Programming Assignment 1

CSC 323 - Data Analysis and Statistical Software

Due: 10/8/2003

A local financial institution has decided to upgrade its existing proprietary database management system to a relational database management system. They are in the process of deciding which software systems should be rewritten and which ones should be migrated to the new database management system. They are particularly interested in investigating the effort required to convert a large portfolio of C++ programs. The CIO would like to know if the conversion cost will be too high.

A local consulting firm has been brought in to investigate this issue and have seven days to submit a report to the CIO. Given the time constraint, they decide to examine a simple random sample of these C++ programs. The idea is to determine the effort required to convert each program in the sample. The conversion effort for a program is the time, in man hours, to analyze, code, and test the program. Since each program is a different size, conversion effort per line of code will be needed for each program in the sample.
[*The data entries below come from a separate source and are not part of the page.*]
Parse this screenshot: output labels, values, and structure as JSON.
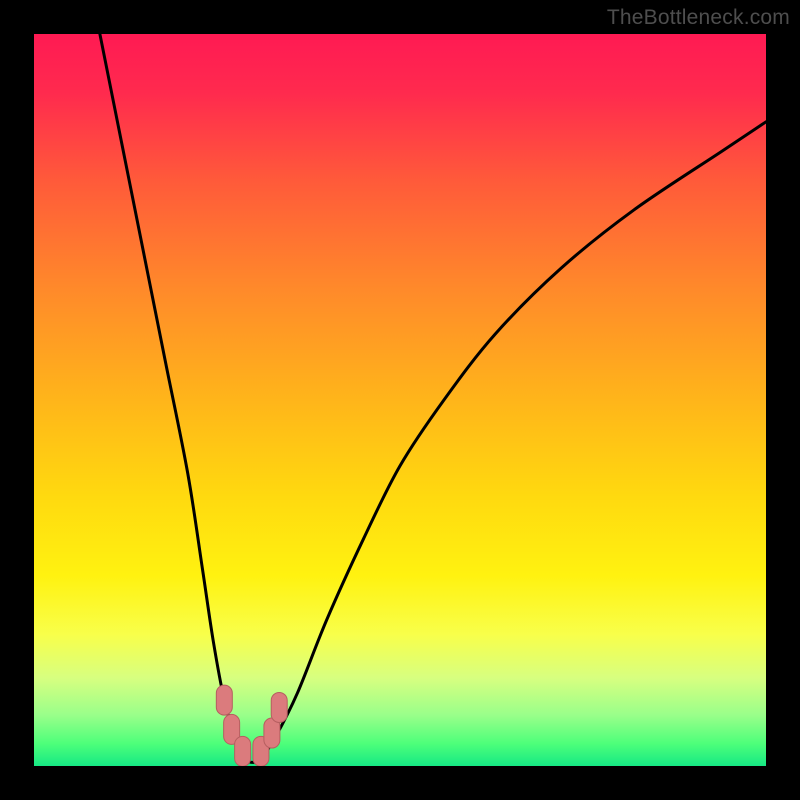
{
  "attribution": "TheBottleneck.com",
  "colors": {
    "frame": "#000000",
    "gradient_stops": [
      {
        "offset": 0.0,
        "color": "#ff1a53"
      },
      {
        "offset": 0.08,
        "color": "#ff2a4e"
      },
      {
        "offset": 0.2,
        "color": "#ff5a3a"
      },
      {
        "offset": 0.35,
        "color": "#ff8a2a"
      },
      {
        "offset": 0.5,
        "color": "#ffb51a"
      },
      {
        "offset": 0.63,
        "color": "#ffd90f"
      },
      {
        "offset": 0.74,
        "color": "#fff210"
      },
      {
        "offset": 0.82,
        "color": "#f8ff4a"
      },
      {
        "offset": 0.88,
        "color": "#d7ff80"
      },
      {
        "offset": 0.93,
        "color": "#9aff8a"
      },
      {
        "offset": 0.97,
        "color": "#4cff7a"
      },
      {
        "offset": 1.0,
        "color": "#16e884"
      }
    ],
    "curve": "#000000",
    "marker_fill": "#db7b7d",
    "marker_stroke": "#b65e60"
  },
  "chart_data": {
    "type": "line",
    "title": "",
    "xlabel": "",
    "ylabel": "",
    "xlim": [
      0,
      100
    ],
    "ylim": [
      0,
      100
    ],
    "grid": false,
    "series": [
      {
        "name": "bottleneck-curve",
        "x": [
          9,
          12,
          15,
          18,
          21,
          23,
          24.5,
          26,
          27.5,
          29,
          30,
          31,
          33,
          36,
          40,
          45,
          50,
          56,
          63,
          72,
          82,
          94,
          100
        ],
        "values": [
          100,
          85,
          70,
          55,
          40,
          27,
          17,
          9,
          4,
          1,
          0.5,
          1,
          4,
          10,
          20,
          31,
          41,
          50,
          59,
          68,
          76,
          84,
          88
        ]
      }
    ],
    "markers": [
      {
        "x": 26.0,
        "y": 9.0
      },
      {
        "x": 27.0,
        "y": 5.0
      },
      {
        "x": 28.5,
        "y": 2.0
      },
      {
        "x": 31.0,
        "y": 2.0
      },
      {
        "x": 32.5,
        "y": 4.5
      },
      {
        "x": 33.5,
        "y": 8.0
      }
    ]
  }
}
The information gathered from the sample will be used to make inferences about the portfolio. The following details are available for each program in the sample:

You have been asked to help with the analysis of this data.

The requirements for your analysis are detailed below:

  1. Write a SAS program to analyze these data. Remember, your program should analyze conversion effort per line of code. (50%)
    Your program should accomplish the following:
    1. Access your data from an external file.
    2. Compute effort per line of code.
      Note: You will need an assignment statement in your data step. If necessary, see "DATA step statements", point 6, SAS Review.
    3. Execute the PRINT and MEANS procedures with appropriate options.
    4. For PROC PRINT, be sure to use labels for column headings (e.g. Programmer, Module Name, Program Size, Analysis Effort, Coding Effort, Testing Effort, Conversion Effort, Conversion Effort per LOC). Use names that are meaningful. You should generate an appropriate title for your output.
    Note: If necessary, see the SAS program used for the in-class SAS demonstration.

  2. Write a short report (no more than a couple of paragraphs) discussing your findings. (50%)
    Your report should address the following:
    1. Provide estimates of the population mean and population standard deviation (3 places of decimal). That is, the mean effort per line of code, and the standard deviation of effort per line of code, to convert each program in the portfolio.
    2. The CIO has asked you to address the following in your report (include any necessary computations and diagrams to support your answer):
      • Determine the conversion effort per line of code that distinguishes the most expensive programs from others in the portfolio. Assume that most expensive refers to the top 12% of the portfolio with respect to conversion effort per line of code.
      • Program jterm is considered to be a maintenance nightmare by several staff members. That is, they contend that it is more difficult to analyze, modify and test jterm than it is to analyze, modify and test the average program in the portfolio. Program jterm is 2031 LOC and will require 180 hours of conversion effort. Determine its percentile rank with respect to conversion effort per line of code and comment on the viewpoint expressed by staff members.
      Note: To address these questions, assume that conversion effort per line of code is normally distributed. Also, use your estimates of the relevant population parameters.